Bâyezîd Han'ın 'baba' dediği mübarek zat...

15/10/2022 Cumartesi Köşe yazarı V.T

Sivrihisârlı Yûsuf Baba hazretleri Osmanlı evliyâsının büyüklerinden olup İzmir'in Seferihisar da denilen Sivrihisar kasabasında doğdu. 1511 (H.917) senesinde vefât etti. Evliyânın meşhûrlarından Hâcı Bayrâm-ı Velî tarîkatına mensûptu.

Sultan İkinci Bâyezîd Han, Yûsuf Baba'yı çok sever, sohbetinde bulunurdu. O da Sultanı çok severdi. Baba ve oğulluk sözleşmesi yapmışlardı. Bâyezîd Câmii'ni yaptırınca, bir Cumâ günü câminin açılışı için geldi ve Yûsuf Baba'yı de dâvet etti. Baba Yûsuf Sivrihisârî, namazdan sonra kürsüye çıkıp vaaz etmeye başladı. Tesirli vaazıyla, Pâdişâh ve câmide bulunan cemâat ağlamaya başladı. Câminin açılışını seyretmek için gelip, dışarıda bekleyen üç Hıristiyan, Yûsuf Baba'nın huzûrunda Müslüman oldular. Bu hâdiseyi gören Sultan İkinci Bâyezîd Han, yaptırdığı Bâyezîd Câmii'nin ilk açılışında böyle bir hâdisenin vukû bulmasından dolayı çok sevindi.

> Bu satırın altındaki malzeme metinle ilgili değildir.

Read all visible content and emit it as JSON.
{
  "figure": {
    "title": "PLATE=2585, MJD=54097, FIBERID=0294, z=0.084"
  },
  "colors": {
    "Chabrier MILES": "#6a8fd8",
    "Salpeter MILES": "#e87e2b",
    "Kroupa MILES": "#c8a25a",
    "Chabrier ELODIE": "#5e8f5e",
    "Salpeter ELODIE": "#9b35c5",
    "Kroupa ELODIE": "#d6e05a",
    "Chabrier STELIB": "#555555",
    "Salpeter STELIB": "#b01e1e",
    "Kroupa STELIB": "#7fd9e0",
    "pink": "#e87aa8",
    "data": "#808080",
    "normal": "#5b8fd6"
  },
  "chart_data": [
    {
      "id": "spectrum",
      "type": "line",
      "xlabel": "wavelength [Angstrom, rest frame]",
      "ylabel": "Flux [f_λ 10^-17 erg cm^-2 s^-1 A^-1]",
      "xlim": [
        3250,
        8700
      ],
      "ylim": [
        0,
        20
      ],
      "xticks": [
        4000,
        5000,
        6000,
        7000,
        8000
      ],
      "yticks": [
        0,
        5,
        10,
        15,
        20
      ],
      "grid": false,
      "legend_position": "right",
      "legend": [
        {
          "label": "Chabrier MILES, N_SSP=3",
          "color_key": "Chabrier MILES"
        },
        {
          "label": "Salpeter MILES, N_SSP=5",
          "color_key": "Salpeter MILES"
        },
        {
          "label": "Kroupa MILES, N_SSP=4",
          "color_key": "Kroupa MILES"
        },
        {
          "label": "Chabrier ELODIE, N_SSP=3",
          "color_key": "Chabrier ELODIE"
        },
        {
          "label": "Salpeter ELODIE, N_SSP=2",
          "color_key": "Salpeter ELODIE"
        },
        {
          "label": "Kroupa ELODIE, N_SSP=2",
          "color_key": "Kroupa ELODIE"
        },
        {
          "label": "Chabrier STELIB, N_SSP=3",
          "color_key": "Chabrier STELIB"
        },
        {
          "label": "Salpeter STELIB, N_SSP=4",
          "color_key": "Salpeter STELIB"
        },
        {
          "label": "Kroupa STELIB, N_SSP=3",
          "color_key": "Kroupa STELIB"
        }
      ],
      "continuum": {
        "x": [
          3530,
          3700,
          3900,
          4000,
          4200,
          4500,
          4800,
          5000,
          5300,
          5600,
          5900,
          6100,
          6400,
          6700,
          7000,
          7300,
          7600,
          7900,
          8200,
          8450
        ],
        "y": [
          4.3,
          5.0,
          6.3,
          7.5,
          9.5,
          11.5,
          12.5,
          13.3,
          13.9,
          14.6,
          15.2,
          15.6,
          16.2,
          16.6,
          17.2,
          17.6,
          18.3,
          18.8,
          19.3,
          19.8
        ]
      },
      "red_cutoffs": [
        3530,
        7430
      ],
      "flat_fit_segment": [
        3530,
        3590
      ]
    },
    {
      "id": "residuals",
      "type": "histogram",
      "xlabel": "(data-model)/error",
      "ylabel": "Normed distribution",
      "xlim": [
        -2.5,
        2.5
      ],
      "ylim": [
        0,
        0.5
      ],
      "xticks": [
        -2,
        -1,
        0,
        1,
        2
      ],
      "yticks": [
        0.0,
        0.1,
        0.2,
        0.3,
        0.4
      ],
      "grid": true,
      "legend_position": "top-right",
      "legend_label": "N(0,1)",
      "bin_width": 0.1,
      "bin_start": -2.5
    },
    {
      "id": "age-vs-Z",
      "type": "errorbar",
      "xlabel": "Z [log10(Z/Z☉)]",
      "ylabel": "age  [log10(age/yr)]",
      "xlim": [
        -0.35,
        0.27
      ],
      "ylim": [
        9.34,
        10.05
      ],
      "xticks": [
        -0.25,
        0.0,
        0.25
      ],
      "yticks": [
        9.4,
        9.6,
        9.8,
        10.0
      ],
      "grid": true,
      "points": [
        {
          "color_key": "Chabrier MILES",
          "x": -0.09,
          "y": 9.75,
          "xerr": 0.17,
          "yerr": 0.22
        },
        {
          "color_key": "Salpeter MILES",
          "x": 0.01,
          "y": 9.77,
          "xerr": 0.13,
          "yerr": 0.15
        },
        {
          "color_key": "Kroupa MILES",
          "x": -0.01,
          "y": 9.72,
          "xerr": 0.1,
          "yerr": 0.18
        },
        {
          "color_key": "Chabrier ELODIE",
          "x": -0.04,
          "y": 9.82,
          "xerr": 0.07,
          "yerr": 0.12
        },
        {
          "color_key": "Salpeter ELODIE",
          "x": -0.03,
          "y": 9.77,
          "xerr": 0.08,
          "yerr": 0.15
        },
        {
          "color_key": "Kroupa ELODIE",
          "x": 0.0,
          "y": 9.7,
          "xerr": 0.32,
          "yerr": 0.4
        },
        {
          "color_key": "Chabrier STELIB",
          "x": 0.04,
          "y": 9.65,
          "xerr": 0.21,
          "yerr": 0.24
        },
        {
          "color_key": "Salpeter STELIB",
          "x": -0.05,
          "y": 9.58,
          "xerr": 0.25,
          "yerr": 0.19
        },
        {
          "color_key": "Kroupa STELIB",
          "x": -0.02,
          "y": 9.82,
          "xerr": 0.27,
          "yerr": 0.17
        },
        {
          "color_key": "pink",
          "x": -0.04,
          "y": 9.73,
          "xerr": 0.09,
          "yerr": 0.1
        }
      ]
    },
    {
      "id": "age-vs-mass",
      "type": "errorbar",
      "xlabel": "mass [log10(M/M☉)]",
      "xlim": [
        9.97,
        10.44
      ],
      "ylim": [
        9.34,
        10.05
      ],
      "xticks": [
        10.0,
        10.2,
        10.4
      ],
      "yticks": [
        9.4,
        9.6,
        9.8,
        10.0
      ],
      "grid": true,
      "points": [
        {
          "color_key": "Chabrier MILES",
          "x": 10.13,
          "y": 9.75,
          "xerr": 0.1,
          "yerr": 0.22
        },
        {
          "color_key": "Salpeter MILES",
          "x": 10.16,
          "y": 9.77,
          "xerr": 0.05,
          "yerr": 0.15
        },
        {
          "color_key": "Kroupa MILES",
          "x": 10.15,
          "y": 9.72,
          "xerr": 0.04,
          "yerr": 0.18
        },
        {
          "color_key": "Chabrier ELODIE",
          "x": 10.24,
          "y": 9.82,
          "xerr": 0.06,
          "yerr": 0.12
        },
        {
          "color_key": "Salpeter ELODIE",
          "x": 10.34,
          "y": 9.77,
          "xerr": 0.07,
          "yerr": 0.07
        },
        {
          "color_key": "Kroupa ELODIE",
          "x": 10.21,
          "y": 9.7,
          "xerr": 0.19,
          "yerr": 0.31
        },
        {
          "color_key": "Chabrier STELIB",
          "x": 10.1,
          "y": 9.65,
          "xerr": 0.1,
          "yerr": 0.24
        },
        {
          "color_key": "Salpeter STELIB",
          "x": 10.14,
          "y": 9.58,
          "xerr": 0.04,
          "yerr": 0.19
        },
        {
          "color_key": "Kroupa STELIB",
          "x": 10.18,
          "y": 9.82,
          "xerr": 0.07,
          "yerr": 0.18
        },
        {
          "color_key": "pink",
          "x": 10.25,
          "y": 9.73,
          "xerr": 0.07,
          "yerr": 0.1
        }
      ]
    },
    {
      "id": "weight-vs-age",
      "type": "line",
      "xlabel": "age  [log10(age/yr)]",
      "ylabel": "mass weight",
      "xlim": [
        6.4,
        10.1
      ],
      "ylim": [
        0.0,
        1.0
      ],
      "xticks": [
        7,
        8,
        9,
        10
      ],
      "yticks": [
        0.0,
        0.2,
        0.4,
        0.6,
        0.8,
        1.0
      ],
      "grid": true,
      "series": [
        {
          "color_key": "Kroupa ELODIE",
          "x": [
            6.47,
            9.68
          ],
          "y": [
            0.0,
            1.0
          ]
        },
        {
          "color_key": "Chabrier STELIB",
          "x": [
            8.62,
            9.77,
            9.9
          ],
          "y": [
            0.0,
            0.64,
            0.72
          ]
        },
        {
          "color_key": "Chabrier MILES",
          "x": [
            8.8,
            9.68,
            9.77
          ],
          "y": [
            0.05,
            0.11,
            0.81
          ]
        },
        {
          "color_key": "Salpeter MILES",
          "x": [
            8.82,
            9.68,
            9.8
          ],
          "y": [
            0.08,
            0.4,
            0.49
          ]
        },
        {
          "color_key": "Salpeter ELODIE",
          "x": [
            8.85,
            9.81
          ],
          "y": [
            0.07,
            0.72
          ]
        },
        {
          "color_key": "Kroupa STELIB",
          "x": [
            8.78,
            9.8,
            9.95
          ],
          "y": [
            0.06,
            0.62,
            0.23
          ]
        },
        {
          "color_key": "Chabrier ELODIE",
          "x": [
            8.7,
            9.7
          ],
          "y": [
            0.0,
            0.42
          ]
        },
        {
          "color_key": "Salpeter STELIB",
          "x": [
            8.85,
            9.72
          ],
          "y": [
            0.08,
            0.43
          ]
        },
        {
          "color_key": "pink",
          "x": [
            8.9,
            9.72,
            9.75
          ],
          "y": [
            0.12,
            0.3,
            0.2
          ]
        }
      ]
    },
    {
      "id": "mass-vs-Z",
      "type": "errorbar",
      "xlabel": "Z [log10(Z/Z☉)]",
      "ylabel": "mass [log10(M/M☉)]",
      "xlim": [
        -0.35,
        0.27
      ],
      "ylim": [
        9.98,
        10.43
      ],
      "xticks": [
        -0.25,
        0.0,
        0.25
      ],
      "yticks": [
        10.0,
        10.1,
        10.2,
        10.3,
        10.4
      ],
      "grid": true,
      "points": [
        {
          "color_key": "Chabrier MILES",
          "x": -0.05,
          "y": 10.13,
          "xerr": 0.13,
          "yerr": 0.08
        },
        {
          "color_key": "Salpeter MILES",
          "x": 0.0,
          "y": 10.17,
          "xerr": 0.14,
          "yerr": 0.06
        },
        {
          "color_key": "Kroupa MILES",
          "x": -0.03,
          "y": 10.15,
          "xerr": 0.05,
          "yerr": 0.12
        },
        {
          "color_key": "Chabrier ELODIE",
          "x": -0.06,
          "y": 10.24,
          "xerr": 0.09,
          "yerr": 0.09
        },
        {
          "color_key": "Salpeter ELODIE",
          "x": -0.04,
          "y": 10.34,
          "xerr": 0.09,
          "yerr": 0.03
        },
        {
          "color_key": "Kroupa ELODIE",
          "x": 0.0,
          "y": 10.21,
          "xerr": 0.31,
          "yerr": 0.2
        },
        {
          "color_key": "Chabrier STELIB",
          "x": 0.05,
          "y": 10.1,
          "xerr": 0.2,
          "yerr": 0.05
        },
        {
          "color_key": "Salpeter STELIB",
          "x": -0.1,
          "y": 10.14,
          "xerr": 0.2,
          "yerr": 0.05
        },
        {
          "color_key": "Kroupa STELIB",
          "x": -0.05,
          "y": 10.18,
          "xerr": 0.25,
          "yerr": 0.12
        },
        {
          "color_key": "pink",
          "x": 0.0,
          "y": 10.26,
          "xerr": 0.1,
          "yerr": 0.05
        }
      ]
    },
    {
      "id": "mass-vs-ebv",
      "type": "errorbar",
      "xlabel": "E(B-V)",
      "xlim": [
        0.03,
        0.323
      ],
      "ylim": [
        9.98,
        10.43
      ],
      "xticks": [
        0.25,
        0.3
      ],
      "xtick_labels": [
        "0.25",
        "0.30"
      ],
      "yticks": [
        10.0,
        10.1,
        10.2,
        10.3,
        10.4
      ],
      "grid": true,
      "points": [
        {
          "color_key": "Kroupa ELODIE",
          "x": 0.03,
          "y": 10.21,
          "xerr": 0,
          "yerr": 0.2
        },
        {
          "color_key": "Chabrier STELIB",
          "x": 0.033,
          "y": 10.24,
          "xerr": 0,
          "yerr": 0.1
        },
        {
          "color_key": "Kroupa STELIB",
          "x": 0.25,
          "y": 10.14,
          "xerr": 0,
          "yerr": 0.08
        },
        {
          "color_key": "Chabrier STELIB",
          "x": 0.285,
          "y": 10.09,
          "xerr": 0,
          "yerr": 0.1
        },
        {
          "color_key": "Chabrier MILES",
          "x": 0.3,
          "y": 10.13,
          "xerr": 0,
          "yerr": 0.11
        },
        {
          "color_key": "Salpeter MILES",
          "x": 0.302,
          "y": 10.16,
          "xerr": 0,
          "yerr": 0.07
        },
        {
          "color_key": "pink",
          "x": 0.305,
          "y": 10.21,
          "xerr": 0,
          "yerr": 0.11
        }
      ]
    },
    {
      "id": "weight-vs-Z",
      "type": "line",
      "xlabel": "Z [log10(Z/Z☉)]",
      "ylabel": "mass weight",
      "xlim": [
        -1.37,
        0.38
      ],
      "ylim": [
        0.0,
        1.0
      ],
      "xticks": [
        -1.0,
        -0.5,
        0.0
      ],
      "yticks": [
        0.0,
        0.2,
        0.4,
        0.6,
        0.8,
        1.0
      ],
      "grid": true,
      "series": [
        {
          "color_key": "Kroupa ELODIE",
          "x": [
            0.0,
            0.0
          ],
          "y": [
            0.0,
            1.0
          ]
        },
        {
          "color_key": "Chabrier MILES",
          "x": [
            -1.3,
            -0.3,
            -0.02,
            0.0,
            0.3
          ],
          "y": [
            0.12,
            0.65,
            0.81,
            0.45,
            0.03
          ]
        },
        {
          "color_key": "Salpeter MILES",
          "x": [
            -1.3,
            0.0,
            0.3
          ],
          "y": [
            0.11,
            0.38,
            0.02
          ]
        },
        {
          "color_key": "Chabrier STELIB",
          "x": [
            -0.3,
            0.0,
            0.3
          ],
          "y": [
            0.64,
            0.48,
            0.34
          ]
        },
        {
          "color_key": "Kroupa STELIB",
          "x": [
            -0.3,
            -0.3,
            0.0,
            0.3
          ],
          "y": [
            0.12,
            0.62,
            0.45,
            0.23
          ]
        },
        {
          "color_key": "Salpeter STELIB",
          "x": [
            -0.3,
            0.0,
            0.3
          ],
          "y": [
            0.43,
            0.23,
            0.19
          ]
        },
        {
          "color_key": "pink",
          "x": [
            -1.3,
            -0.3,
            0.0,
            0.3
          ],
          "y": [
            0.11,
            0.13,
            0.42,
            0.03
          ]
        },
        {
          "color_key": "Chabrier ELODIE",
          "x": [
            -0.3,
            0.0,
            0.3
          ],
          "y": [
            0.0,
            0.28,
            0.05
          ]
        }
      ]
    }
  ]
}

Bir sene hacca gitmek üzere hazırlanıp, Pâdişâh İkinci Bâyezîd Hanı görmek üzere İstanbul'a gitti. Pâdişâh ona bir mikdâr altın verip; "Bunlar helâldir. Kendi elimle kazandım. Bu altınları Resûl-i ekrem sallallahü aleyhi ve sellemin türbe-i mutahharasının kandillerine harcarsın. Mübârek türbesinin yanında dersin ki: "Yâ Resûlallah! Ümmetinin koruyucusu, günahkâr kul Bâyezîd sana selâm söyledi ve bu helâl altınları türbenin kandillerine yağ almak için gönderdi..." Sonra; "Bu hediyenin kabûlü için yalvar, senin vâsıtanla kabûl olacağını ümid ediyorum" dedi. O da bu isteğini yerine getirmek üzere altınları alıp, vedâlaştı ve yola çıktı. Baba Yûsuf hazretleri, Mekke'ye varıp, hac ibâdetini yaptıktan sonra, bir sene orada kaldı. Sonra da Medîne'ye gitti. Yere yatıp yüzükoyun sürünerek ve şefâat dileyerek Resûlullah efendimizin mübârek türbesine yaklaştı. Türbenin kubbesi dışında değerli bir âsâ vardı. Türbedâr onu dikkatle korurdu. Resûlullah efendimiz rüyâda Baba Yûsuf'a bu âsâyı almasını, üç parça edip, bir parçasını Bursa'da Seyyid Emîr Sultan türbesine, bir parçasını Hâcı Bayrâm-ı Velî'nin türbesine, bir parçasını da bir başka zâtın türbesine koymasını emir buyurmuştur. Bu emir üzerine âsâyı almak istediğinde, türbedâr mâni olmak istemiş, ancak Peygamber efendimiz türbedâra vermesini işâret buyurunca, âsâyı vermiştir...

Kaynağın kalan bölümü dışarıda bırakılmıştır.